I felt the passion and disappointment in the Prince's voice and almost embarrassed being one of those not very proficient in the language, although I must say that my years of consciousness has brought me a long way.
So what do we do in memory of Felix? Well, the manager of DBS Cecil Joseph and programme director have advanced a number of programmes will be kept going in his honour and like has been done for the late DBS engineer Kurt Matthew, his memory will be kept alive annually.
However even without Felix's physical presence we still have his work by way of his advertisements, documentaries, the schools reading competitions, the Writer's Association and research with KEK which he once spearheaded. The same can be said of artistes such as Marley or Elvis Presley, two musical greats who seem to live on forever.
Still the greatest impact a life can make on a mortal man is when his work on earth is ended and the marathon can still be run as others will accept the baton and keep running to the finish line. Wadix says he is committed to this but can he do it alone? The answer is NO! So that's where the nation comes in.
Speaker of the House of Assembly, like a few others, have called for a simple inclusion of making Kwéyòl be part of normal parliamentary discourse. In the House of Assembly, it is treated as a foreign language and one must provide the English equivalent of what was said for purposes of the Hansard. What a contradiction which is demonstrative that indeed we are still enslaved in our minds when our language is given secondary status to those who colonized us.
It must start in the highest decision-making body/ court in our land as it has existed in sister island St Lucia for more than a decade. Then comes the schools as a subject; this was all part of the intent of the Francophone world. Already dictionaries have been created and scores of meetings to harmonize Kwéyòl expression and syntax globally. These consultations used to be an integral part of the annual WCMF in the early days when Eddy Toulon and D'jamala Fontaine were with us but it's just music and more music and nothing about the preservation of the language. Wadix is right; if we continue down this path for the next decade we will be struggling like the Kalinago with one new word a day in Kwéyòl as occurs now with Steven D in the mornings on DBS.

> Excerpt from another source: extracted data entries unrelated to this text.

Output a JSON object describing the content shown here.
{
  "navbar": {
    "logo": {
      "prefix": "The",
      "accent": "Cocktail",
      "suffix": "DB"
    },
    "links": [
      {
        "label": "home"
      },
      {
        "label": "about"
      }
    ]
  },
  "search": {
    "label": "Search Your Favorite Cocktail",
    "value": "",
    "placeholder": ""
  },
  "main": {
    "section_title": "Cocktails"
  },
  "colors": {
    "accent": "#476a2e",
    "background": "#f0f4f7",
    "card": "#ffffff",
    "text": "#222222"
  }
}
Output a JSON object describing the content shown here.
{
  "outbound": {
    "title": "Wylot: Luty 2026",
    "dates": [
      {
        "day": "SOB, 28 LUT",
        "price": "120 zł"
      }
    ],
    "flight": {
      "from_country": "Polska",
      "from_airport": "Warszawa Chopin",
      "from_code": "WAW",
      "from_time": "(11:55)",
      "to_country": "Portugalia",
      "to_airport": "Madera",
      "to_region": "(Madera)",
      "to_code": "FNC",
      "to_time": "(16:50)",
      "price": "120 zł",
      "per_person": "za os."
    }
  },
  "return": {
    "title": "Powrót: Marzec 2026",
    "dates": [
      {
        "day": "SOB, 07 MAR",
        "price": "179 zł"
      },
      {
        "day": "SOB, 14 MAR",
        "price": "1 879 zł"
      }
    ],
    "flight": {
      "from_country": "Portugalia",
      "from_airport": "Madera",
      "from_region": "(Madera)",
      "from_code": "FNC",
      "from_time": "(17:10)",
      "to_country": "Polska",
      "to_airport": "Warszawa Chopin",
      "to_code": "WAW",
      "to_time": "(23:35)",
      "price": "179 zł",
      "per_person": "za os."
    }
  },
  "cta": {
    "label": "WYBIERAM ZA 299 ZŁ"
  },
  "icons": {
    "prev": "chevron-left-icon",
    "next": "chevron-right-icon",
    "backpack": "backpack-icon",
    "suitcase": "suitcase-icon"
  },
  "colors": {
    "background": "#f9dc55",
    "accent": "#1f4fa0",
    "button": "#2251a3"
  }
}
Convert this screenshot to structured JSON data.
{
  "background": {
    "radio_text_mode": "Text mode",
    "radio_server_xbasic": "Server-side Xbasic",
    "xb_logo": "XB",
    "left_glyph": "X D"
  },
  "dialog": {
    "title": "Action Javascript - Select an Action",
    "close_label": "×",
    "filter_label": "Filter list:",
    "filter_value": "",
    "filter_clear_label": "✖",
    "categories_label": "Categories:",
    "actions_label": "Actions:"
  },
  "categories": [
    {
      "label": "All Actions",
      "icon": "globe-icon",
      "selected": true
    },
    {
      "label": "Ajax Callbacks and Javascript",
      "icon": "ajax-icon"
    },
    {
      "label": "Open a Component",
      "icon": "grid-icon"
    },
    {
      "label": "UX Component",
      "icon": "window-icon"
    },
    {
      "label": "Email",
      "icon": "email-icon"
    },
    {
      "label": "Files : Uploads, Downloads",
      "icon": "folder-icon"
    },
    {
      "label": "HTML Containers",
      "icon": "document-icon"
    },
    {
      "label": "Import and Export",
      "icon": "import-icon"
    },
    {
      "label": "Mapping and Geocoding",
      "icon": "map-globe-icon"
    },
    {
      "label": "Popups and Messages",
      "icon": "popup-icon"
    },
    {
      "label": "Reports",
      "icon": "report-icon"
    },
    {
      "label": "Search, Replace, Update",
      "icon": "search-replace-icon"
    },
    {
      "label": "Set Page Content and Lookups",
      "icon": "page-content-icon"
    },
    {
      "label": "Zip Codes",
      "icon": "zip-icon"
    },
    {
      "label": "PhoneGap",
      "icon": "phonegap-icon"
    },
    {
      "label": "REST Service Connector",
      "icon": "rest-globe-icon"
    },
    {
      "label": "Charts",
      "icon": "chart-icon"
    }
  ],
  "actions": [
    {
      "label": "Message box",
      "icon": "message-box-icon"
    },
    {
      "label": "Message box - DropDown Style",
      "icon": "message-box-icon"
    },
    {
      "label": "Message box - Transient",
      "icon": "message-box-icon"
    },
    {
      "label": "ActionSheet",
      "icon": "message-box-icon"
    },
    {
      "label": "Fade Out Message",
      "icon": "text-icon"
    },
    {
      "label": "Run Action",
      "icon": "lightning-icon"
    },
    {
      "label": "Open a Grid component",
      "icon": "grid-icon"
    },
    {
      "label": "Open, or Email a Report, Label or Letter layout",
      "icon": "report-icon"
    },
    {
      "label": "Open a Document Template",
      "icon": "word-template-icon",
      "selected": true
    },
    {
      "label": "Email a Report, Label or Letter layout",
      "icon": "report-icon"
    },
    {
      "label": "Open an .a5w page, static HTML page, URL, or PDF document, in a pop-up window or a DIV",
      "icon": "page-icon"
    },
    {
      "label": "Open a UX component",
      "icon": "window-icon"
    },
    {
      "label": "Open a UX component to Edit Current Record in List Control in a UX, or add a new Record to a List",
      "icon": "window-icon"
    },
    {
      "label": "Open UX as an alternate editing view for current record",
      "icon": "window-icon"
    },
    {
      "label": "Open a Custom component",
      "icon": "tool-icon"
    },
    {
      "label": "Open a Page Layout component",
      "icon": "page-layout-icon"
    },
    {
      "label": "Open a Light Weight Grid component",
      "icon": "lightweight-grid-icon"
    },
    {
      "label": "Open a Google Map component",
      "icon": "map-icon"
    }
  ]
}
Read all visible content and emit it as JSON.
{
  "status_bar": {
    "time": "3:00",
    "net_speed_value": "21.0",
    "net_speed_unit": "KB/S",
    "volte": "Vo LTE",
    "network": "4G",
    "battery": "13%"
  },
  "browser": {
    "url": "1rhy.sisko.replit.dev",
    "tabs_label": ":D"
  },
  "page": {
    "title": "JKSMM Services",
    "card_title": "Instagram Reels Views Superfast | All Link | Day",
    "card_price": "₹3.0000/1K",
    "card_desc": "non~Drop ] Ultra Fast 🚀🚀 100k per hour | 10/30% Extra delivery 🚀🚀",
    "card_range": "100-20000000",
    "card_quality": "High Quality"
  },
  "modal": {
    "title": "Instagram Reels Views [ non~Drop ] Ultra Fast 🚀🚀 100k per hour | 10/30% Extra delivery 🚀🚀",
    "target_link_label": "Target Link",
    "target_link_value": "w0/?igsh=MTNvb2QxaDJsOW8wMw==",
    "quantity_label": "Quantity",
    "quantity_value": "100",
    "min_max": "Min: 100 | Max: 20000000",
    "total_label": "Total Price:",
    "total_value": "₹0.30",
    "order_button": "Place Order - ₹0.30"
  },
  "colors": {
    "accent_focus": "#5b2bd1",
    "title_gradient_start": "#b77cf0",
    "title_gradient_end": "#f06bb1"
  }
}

Through Dominica's latest magazine 'Creole Heartbeat' promotes artistes and brings other relevant information to the fore but work must extend beyond what the DBS is doing as the sole entity striving to give Kwéyòl a voice.
Now that all the tears are over and all the nice sentiments, eulogies have been expressed, it's time to get to work on the legacy Felix expressed with heart and soul and give Kwéyòl official and academic status or stop pretending to be the Kwéyòl capital of the world because our dress and food are incomplete without the acceptance of the language.